Kemudian Jibril naik bersamaku ke langit (pertama) dan Jibril meminta
dibukakan pintu, maka dikatakan (kepadanya):“Siapa engkau?” Dia
menjawab:“Jibril”. Dikatakan lagi: “Siapa yang bersamamu?” Dia
menjawab:“Muhammad” Dikatakan:“Apakah dia telah diutus?” Dia menjawab:“Dia
telah diutus”. Maka dibukakan bagi kami (pintu langit) dan saya bertemu dengan
Adam. Beliau menyambutku dan mendoakan kebaikan untukku. Kemudian kami naik ke
langit kedua, lalu Jibril ‘alaihis salaam
meminta dibukakan pintu, maka dikatakan (kepadanya):“Siapa engkau?” Dia
menjawab: “Jibril”. Dikatakan lagi:“Siapa yang bersamamu?” Dia menjawab:“Muhammad”
Dikatakan:“Apakah dia telah diutus?” Dia menjawab:“Dia telah diutus”. Maka
dibukakan bagi kami (pintu langit kedua) dan saya bertemu dengan Nabi ‘Isa bin
Maryam dan Yahya bin Zakariya shallawatullahi ‘alaihimaa, Beliau berdua
menyambutku dan mendoakan kebaikan untukku.
Kemudian Jibril naik bersamaku ke langit ketiga dan Jibril meminta dibukakan
pintu, maka dikatakan (kepadanya):“Siapa engkau?” Dia menjawab:“Jibril”.
Dikatakan lagi: “Siapa yang bersamamu?” Dia menjawab:“Muhammad” Dikatakan:“Apakah
dia telah diutus?” Dia menjawab:“Dia telah diutus”. Maka dibukakan bagi kami
(pintu langit ketiga) dan saya bertemu dengan Yusuf ‘alaihis salaam yang beliau
telah diberi separuh dari kebagusan(wajah). Beliau menyambutku dan mendoakan
kebaikan untukku. Kemudian Jibril naik bersamaku ke langit keempat dan Jibril meminta
dibukakan pintu, maka dikatakan (kepadanya):“Siapa engkau?” Dia
menjawab:“Jibril”. Dikatakan lagi: “Siapa yang bersamamu?” Dia menjawab:
“Muhammad” Dikatakan: “Apakah dia telah diutus?” Dia menjawab: “Dia telah
diutus”. Maka dibukakan bagi kami (pintu langit ketiga) dan saya bertemu
dengan Idris alaihis salaam. Beliau
menyambutku dan mendoakan kebaikan untukku. Allah berfirman yang artinya : “Dan
Kami telah mengangkatnya ke martabat yang tinggi” (Maryam:57).

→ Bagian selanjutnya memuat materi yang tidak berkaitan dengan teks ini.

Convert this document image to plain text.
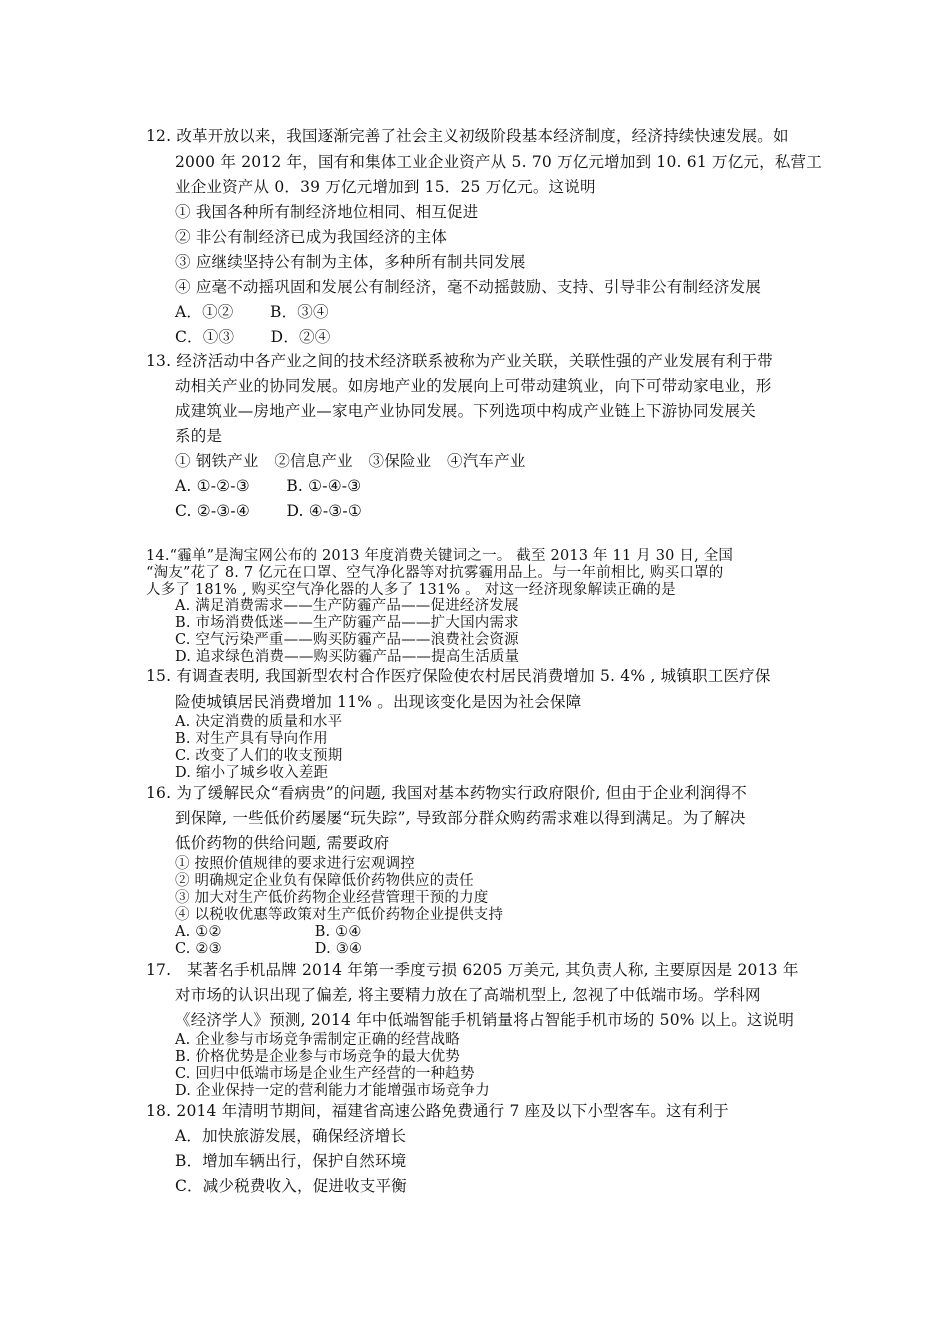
12. 改革开放以来，我国逐渐完善了社会主义初级阶段基本经济制度，经济持续快速发展。如
2000 年 2012 年，国有和集体工业企业资产从 5. 70 万亿元增加到 10. 61 万亿元，私营工
业企业资产从 0．39 万亿元增加到 15．25 万亿元。这说明
① 我国各种所有制经济地位相同、相互促进
② 非公有制经济已成为我国经济的主体
③ 应继续坚持公有制为主体，多种所有制共同发展
④ 应毫不动摇巩固和发展公有制经济，毫不动摇鼓励、支持、引导非公有制经济发展
A．①②　　 B．③④
C．①③　　 D．②④
13. 经济活动中各产业之间的技术经济联系被称为产业关联，关联性强的产业发展有利于带
动相关产业的协同发展。如房地产业的发展向上可带动建筑业，向下可带动家电业，形
成建筑业—房地产业—家电产业协同发展。下列选项中构成产业链上下游协同发展关
系的是
① 钢铁产业　②信息产业　③保险业　④汽车产业
A. ①-②-③　　 B. ①-④-③
C. ②-③-④　　 D. ④-③-①
14.“霾单”是淘宝网公布的 2013 年度消费关键词之一。 截至 2013 年 11 月 30 日, 全国
“淘友”花了 8. 7 亿元在口罩、空气净化器等对抗雾霾用品上。与一年前相比, 购买口罩的
人多了 181% , 购买空气净化器的人多了 131% 。 对这一经济现象解读正确的是
A. 满足消费需求——生产防霾产品——促进经济发展
B. 市场消费低迷——生产防霾产品——扩大国内需求
C. 空气污染严重——购买防霾产品——浪费社会资源
D. 追求绿色消费——购买防霾产品——提高生活质量
15. 有调查表明, 我国新型农村合作医疗保险使农村居民消费增加 5. 4% , 城镇职工医疗保
险使城镇居民消费增加 11% 。出现该变化是因为社会保障
A. 决定消费的质量和水平
B. 对生产具有导向作用
C. 改变了人们的收支预期
D. 缩小了城乡收入差距
16. 为了缓解民众“看病贵”的问题, 我国对基本药物实行政府限价, 但由于企业利润得不
到保障, 一些低价药屡屡“玩失踪”, 导致部分群众购药需求难以得到满足。为了解决
低价药物的供给问题, 需要政府
① 按照价值规律的要求进行宏观调控
② 明确规定企业负有保障低价药物供应的责任
③ 加大对生产低价药物企业经营管理干预的力度
④ 以税收优惠等政策对生产低价药物企业提供支持
A. ①②　　　　　　 B. ①④
C. ②③　　　　　　 D. ③④
17.　某著名手机品牌 2014 年第一季度亏损 6205 万美元, 其负责人称, 主要原因是 2013 年
对市场的认识出现了偏差, 将主要精力放在了高端机型上, 忽视了中低端市场。学科网
《经济学人》预测, 2014 年中低端智能手机销量将占智能手机市场的 50% 以上。这说明
A. 企业参与市场竞争需制定正确的经营战略
B. 价格优势是企业参与市场竞争的最大优势
C. 回归中低端市场是企业生产经营的一种趋势
D. 企业保持一定的营利能力才能增强市场竞争力
18. 2014 年清明节期间，福建省高速公路免费通行 7 座及以下小型客车。这有利于
A．加快旅游发展，确保经济增长
B．增加车辆出行，保护自然环境
C．减少税费收入，促进收支平衡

Kemudian Jibril naik bersamaku ke langit kelima dan Jibril meminta dibukakan
pintu, maka dikatakan (kepadanya):“Siapa engkau?” Dia menjawab:“Jibril”.
Dikatakan lagi: “Siapa yang bersamamu?” Dia menjawab:“Muhammad” Dikatakan:“Apakah
dia telah diutus?” Dia menjawab:“Dia telah diutus”. Maka dibukakan bagi kami
(pintu langit kelima) dan saya bertemu dengan
Harun ‘alaihis salaam. Beliau menyambutku dan mendoakan kebaikan
untukku.
Kemudian Jibril naik bersamaku ke langit keenam dan Jibril meminta dibukakan
pintu, maka dikatakan (kepadanya): “Siapa engkau?” Dia menjawab:“Jibril”.
Dikatakan lagi: “Siapa yang bersamamu?” Dia menjawab: “Muhammad” Dikatakan:
“Apakah dia telah diutus?” Dia menjawab:“Dia telah diutus”. Maka dibukakan bagi
kami (pintu langit) dan saya bertemu dengan Musa. Beliau menyambutku dan
mendoakan kebaikan untukku. Kemudian Jibril naik bersamaku ke langit ketujuh dan Jibril meminta
dibukakan pintu, maka dikatakan (kepadanya): “Siapa engkau?” Dia menjawab:
“Jibril”. Dikatakan lagi: “Siapa yang bersamamu?” Dia menjawab, “Muhammad”
Dikatakan, “Apakah dia telah diutus?” Dia menjawab, “Dia telah diutus”. Maka
dibukakan bagi kami (pintu langit ketujuh) dan saya bertemu dengan Ibrahim.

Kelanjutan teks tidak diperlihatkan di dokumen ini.